Do we really know what "Live" music sounds like?


Do we really know what music sounds like?

Pure, live, non-amplified, unadulterated music.

Musicians do but most layman do not.

Interesting read by Roger Skoff.

Enjoy.

 

128x128jerryg123

@coltrane1 

You are correct. You are never going to hear an unamplified rock concert.

 

‘’Although I listen to all kinds of music, I found it was classical concerts and acoustic jazz was what you needed to listen to to in order to zero in your audio system. It would make other kinds of music sound better as well. This helped me develop an empirical ruler, hence helping all music.

 

Alternatively if you only liked rock… you could get JBL and try to get yourself into a recording studio to understand how it was mixed.

 

 

@jim5559 

Some of the concerts I have been to in the past few years are Bryn Terfel, Simrit Kaur, Tool, Joe Bonamassa and Richard Thompson.

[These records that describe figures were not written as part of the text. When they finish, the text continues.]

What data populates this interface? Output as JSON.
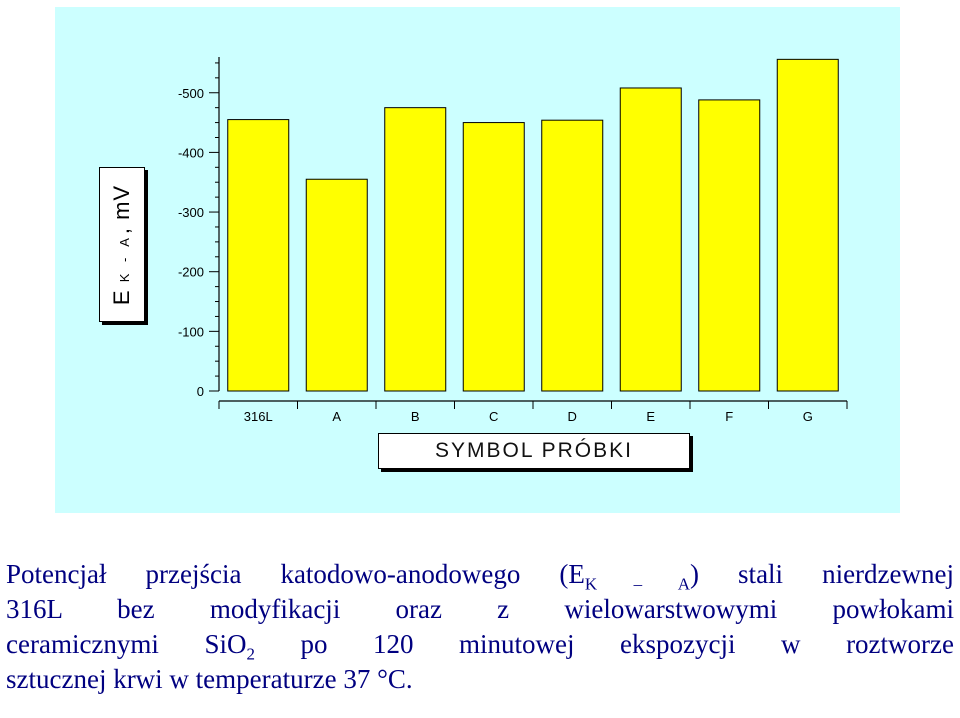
{
  "chart_data": {
    "type": "bar",
    "categories": [
      "316L",
      "A",
      "B",
      "C",
      "D",
      "E",
      "F",
      "G"
    ],
    "values": [
      -455,
      -355,
      -475,
      -450,
      -454,
      -508,
      -488,
      -556
    ],
    "ylim": [
      0,
      -560
    ],
    "yticks": [
      0,
      -100,
      -200,
      -300,
      -400,
      -500
    ],
    "ytick_labels": [
      "0",
      "-100",
      "-200",
      "-300",
      "-400",
      "-500"
    ],
    "ylabel": {
      "main": "E",
      "sub": "K - A",
      "unit": ", mV"
    },
    "xlabel": "SYMBOL PRÓBKI",
    "colors": {
      "bar": "#ffff00",
      "panel": "#ccffff",
      "axis": "#000000"
    },
    "grid": false,
    "legend": "none"
  },
  "caption": {
    "line1": {
      "pre": "Potencjał przejścia katodowo-anodowego (E",
      "sub": "K – A",
      "post": ") stali nierdzewnej"
    },
    "line2": "316L bez modyfikacji oraz z wielowarstwowymi powłokami",
    "line3": {
      "pre": "ceramicznymi SiO",
      "sub": "2",
      "post": " po 120 minutowej ekspozycji w roztworze"
    },
    "line4": "sztucznej krwi w temperaturze 37 °C.",
    "color": "#000080"
  }
}
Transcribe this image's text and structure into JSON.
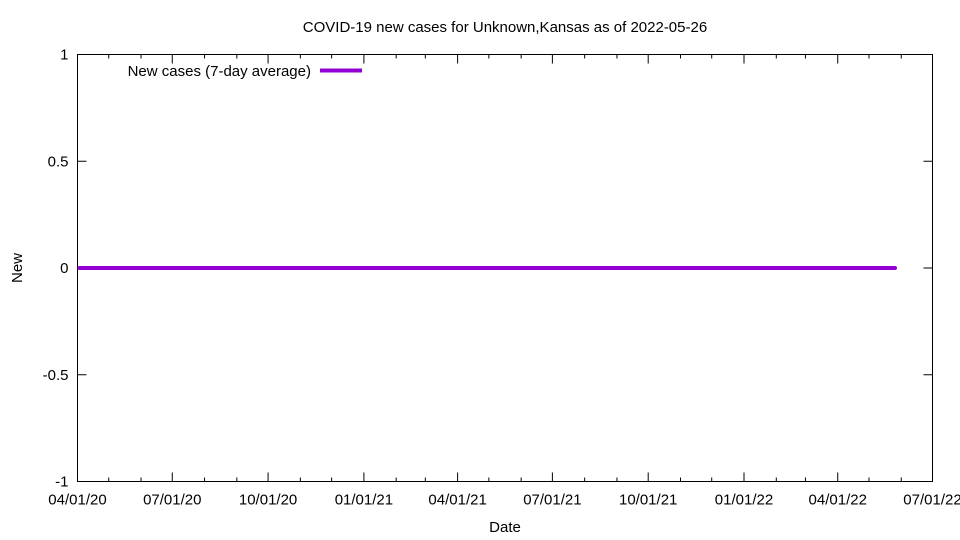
{
  "chart_data": {
    "type": "line",
    "title": "COVID-19 new cases for Unknown,Kansas as of 2022-05-26",
    "xlabel": "Date",
    "ylabel": "New",
    "xlim": [
      "2020-04-01",
      "2022-07-01"
    ],
    "ylim": [
      -1,
      1
    ],
    "y_ticks": [
      -1,
      -0.5,
      0,
      0.5,
      1
    ],
    "y_tick_labels": [
      "-1",
      "-0.5",
      "0",
      "0.5",
      "1"
    ],
    "x_ticks": [
      "2020-04-01",
      "2020-07-01",
      "2020-10-01",
      "2021-01-01",
      "2021-04-01",
      "2021-07-01",
      "2021-10-01",
      "2022-01-01",
      "2022-04-01",
      "2022-07-01"
    ],
    "x_tick_labels": [
      "04/01/20",
      "07/01/20",
      "10/01/20",
      "01/01/21",
      "04/01/21",
      "07/01/21",
      "10/01/21",
      "01/01/22",
      "04/01/22",
      "07/01/22"
    ],
    "x_minor_ticks": [
      "2020-05-01",
      "2020-06-01",
      "2020-08-01",
      "2020-09-01",
      "2020-11-01",
      "2020-12-01",
      "2021-02-01",
      "2021-03-01",
      "2021-05-01",
      "2021-06-01",
      "2021-08-01",
      "2021-09-01",
      "2021-11-01",
      "2021-12-01",
      "2022-02-01",
      "2022-03-01",
      "2022-05-01",
      "2022-06-01"
    ],
    "grid": false,
    "legend_position": "top-left",
    "series": [
      {
        "name": "New cases (7-day average)",
        "color": "#9400d3",
        "x": [
          "2020-04-03",
          "2022-05-26"
        ],
        "y": [
          0,
          0
        ]
      }
    ]
  }
}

Does the fact that I listen to a wide variety of music, including rock, make me clueless or not?

@jssmith 

"Unamplified live music is affected by the room. This has just as much or more bearing on the sound then an "amplifier."

  1. Typically, unamplified music is not performed in a "room". It is performed in a music venue acoustically tuned for live music and voice.
  2. If the music in that venue is fed through an amplifier, it is most certainly degraded when compared to the unamplified version.
  3. Music + room will always be superior to music+ amplifier + room.

Going to electrified concerts, like rock concerts, makes you better able to make judgements on equipment when playing recordings of live concerts, but not studio albums.

Sounds like from where - a foot from the source? 50 feet from the source? Back of the hall at an arena? Live music sounds really different depending on where you're listening from. So the answer is yes and no.